Response to Chan's critique
Article first published online: 14 JUL 2003
Journal of Advanced Nursing
Volume 43, Issue 3, pages 320–321, August 2003
How to Cite
Fredriksson, L. and Lindström, U. Å. (2003), Response to Chan's critique. Journal of Advanced Nursing, 43: 320–321. doi: 10.1046/j.1365-2648.2003.02752_2.x
- Issue published online: 14 JUL 2003
- Article first published online: 14 JUL 2003
We agree with Chan that adherence to ethical standards is of vital importance in a study involving a vulnerable group of participants. Ethical approval from a research ethics committee was therefore applied for and the study did not commence before this approval was granted. This means that standard policies were met, such as guaranteeing patients that their care would not be changed if they choose not to participate or to withdraw from the study. Likewise, the standard policies include an obligation that the study does not have a threatening approach and does not inflict further suffering.
We also agree with Chan that the relationship between the patient and the health professional is in danger of becoming a relationship in which one person exercises power over another's will. However, we do not agree that this fact is basically due to societal norms or to the norms of the medical profession but rather it is due to the fact that, in a caring conversation, the patient is suffering. According to Ricoeur (1992), suffering implies passivity which makes the relationship between patient and health professional asymmetrical. How the asymmetry in a caring conversation can be handled from an ethical and moral point of view, and this is dealt with in another article (Fredriksson & Eriksson 2003).

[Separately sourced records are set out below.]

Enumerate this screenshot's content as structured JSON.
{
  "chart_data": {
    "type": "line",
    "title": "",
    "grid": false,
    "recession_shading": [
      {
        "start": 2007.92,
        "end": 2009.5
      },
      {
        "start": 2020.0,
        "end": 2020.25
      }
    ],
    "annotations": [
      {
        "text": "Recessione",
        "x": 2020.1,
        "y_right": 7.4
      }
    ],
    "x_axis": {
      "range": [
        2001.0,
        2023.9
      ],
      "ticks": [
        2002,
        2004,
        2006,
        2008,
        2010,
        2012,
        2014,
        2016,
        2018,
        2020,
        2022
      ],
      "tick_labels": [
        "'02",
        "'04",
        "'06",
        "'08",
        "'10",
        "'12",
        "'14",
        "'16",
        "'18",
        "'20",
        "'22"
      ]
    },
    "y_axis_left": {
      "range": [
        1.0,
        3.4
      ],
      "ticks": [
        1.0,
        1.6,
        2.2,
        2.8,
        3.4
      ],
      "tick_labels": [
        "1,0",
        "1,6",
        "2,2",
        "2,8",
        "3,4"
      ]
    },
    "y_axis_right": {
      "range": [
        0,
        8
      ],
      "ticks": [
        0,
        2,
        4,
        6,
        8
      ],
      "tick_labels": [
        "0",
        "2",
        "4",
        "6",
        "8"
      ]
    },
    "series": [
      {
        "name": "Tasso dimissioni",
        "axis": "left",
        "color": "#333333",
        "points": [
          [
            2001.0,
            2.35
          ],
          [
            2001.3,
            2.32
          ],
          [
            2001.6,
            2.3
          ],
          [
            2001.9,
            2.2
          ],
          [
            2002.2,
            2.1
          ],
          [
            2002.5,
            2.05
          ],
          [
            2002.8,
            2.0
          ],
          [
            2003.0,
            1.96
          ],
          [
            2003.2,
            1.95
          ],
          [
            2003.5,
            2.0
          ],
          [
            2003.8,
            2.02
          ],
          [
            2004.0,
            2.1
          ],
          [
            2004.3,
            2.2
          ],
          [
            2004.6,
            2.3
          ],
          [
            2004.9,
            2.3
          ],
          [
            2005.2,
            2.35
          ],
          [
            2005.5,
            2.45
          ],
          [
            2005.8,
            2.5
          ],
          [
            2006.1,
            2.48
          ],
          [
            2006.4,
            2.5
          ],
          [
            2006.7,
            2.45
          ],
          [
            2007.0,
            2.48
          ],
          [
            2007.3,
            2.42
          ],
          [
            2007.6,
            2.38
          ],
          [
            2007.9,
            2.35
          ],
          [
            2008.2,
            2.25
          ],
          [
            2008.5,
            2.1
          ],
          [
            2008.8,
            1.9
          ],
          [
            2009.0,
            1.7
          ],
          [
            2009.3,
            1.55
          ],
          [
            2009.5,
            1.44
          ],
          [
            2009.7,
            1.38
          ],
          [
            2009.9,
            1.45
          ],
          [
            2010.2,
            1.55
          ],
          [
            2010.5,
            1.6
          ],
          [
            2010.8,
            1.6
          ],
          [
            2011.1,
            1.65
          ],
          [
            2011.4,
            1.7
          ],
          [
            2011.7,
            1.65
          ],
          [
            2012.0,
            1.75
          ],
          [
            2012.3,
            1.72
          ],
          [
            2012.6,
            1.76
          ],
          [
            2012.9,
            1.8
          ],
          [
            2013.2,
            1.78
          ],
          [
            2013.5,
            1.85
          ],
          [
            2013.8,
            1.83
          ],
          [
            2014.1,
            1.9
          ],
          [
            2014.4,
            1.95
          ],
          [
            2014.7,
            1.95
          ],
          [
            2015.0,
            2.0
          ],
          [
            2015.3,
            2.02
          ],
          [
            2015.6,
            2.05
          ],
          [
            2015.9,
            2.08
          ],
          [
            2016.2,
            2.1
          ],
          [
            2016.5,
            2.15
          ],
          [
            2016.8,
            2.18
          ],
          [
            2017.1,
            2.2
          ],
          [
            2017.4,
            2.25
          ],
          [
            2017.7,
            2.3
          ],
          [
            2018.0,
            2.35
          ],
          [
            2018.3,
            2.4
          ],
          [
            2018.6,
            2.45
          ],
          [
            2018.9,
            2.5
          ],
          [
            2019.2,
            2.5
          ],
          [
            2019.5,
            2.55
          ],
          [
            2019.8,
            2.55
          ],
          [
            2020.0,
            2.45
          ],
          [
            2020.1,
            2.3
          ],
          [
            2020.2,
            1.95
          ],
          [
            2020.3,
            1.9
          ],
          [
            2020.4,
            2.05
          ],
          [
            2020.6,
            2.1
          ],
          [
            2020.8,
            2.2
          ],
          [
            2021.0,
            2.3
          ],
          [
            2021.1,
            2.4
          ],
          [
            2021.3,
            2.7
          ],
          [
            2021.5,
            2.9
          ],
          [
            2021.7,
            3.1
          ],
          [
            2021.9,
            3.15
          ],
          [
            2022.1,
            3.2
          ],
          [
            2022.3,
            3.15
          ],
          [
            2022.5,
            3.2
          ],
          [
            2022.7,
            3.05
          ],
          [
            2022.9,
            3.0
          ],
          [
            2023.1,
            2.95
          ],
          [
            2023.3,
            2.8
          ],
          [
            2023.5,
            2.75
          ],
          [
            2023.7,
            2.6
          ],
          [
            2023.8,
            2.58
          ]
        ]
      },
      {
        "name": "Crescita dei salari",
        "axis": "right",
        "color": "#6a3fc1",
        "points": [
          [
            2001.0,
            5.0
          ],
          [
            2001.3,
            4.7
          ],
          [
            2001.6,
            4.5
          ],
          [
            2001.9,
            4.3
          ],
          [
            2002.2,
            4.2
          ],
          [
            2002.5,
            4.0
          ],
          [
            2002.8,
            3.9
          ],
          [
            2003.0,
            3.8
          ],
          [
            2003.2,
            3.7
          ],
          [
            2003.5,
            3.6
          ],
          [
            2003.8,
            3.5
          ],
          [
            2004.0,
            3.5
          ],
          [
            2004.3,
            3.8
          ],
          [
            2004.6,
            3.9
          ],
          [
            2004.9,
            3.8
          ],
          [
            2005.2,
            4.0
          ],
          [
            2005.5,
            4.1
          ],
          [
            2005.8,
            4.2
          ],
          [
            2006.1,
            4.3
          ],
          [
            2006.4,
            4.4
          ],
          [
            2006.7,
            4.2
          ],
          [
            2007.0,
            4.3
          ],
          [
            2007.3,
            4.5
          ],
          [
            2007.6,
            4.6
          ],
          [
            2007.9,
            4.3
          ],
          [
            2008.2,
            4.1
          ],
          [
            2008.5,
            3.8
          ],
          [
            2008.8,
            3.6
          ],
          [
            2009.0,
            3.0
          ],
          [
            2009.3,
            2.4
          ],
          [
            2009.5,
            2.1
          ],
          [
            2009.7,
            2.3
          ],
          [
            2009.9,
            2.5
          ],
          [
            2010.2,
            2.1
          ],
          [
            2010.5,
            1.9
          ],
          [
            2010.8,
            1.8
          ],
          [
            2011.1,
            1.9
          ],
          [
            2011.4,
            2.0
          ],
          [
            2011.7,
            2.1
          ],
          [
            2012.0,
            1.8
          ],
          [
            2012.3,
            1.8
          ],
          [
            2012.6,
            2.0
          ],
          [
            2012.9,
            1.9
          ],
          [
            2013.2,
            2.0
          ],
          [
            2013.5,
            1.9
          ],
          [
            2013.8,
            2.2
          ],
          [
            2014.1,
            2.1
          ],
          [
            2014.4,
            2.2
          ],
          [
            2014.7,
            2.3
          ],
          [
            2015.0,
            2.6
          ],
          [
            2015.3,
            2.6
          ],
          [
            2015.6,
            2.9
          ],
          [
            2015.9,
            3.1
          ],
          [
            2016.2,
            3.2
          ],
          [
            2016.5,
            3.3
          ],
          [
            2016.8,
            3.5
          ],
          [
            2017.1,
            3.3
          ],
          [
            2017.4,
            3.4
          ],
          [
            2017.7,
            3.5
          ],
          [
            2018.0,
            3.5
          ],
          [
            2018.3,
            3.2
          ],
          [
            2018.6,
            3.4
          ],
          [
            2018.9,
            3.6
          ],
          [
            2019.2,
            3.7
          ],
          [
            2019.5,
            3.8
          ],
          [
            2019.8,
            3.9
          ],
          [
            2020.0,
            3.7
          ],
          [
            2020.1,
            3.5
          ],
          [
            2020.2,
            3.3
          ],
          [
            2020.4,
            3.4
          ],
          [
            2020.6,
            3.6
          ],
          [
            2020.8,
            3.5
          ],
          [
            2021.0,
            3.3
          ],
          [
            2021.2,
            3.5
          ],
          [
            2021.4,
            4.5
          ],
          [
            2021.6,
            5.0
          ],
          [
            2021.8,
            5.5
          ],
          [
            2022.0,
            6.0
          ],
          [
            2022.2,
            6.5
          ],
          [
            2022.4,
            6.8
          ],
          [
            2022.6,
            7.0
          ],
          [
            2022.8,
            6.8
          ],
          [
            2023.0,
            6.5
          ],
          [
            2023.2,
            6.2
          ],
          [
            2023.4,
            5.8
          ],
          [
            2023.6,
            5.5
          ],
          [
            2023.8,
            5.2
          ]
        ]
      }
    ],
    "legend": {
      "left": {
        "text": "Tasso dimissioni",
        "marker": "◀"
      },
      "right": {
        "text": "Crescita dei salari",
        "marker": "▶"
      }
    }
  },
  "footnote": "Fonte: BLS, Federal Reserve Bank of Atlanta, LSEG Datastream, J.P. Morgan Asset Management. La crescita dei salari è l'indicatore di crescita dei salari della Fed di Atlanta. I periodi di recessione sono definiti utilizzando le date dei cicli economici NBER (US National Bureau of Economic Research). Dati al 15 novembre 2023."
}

The aim of the present study was to increase and deepen the understanding of how psychiatric patients narrate their experience of suffering. It remains unclear to us how we have, according to Chan, excluded patients when choosing a sample from a population of psychiatric patients. Is it the case that Chan holds an underlying assumption that there is a ‘true narrative’ underneath the narratives told, and that this narrative cannot be told because the patient is in the psychiatric setting? In the article we have argued for a view of knowledge that is not necessarily derived or induced from observations of the world itself, but rather as one that emerges from the way we see the world. Thus the actual truth of the narratives is not of supreme importance. It is not authenticity but relevancy – that is, that they are relevant accounts of the patient's experience of suffering – that is the validity criterion at issue (cf. Cöster 1981).
Chan argues that the findings of the present study with regard to the plots are incompatible with findings of other studies quoted. This argument, however, is not correct. The present study identified some, but not all, of the plot structures found in other studies (Frank 1995, Wiklund 2000). This is not at all surprising as most narratives, both oral and written, follow one of the plots proposed by Wiklund (2000) or Frank (1995). More interesting is the question of whether certain plots are associated with the alleviation of suffering. If that is the case, then health professionals should help the patient to create a narrative following such a plot. On the other hand, by giving preference to a certain type of plot, we are in danger of silencing narratives that do not fit in. The findings concerning plot structures are discussed in the article and further research in this area is suggested.
As Gadamer (1988) points out, appropriation is a fundamental element in hermeneutic authentic understanding, an understanding that is deeply rooted in man's being. An understanding that paves the way for a deeper insight can create new possibilities for acting that can lead to actual progress in clinical practice and not only to temporary changes. It is our hope that this study invites the reader to an appropriation in a hermeneutic sense, an understanding of suffering where the ethical dimension is also taken into consideration; and hence that we have succeeded in what Peirce (1990) emphasizes in relation to pragmatism: namely, that we make our ideas so clear that they open the way for new thinking that leads to an approach and a way of conduct that alleviates the patient's suffering.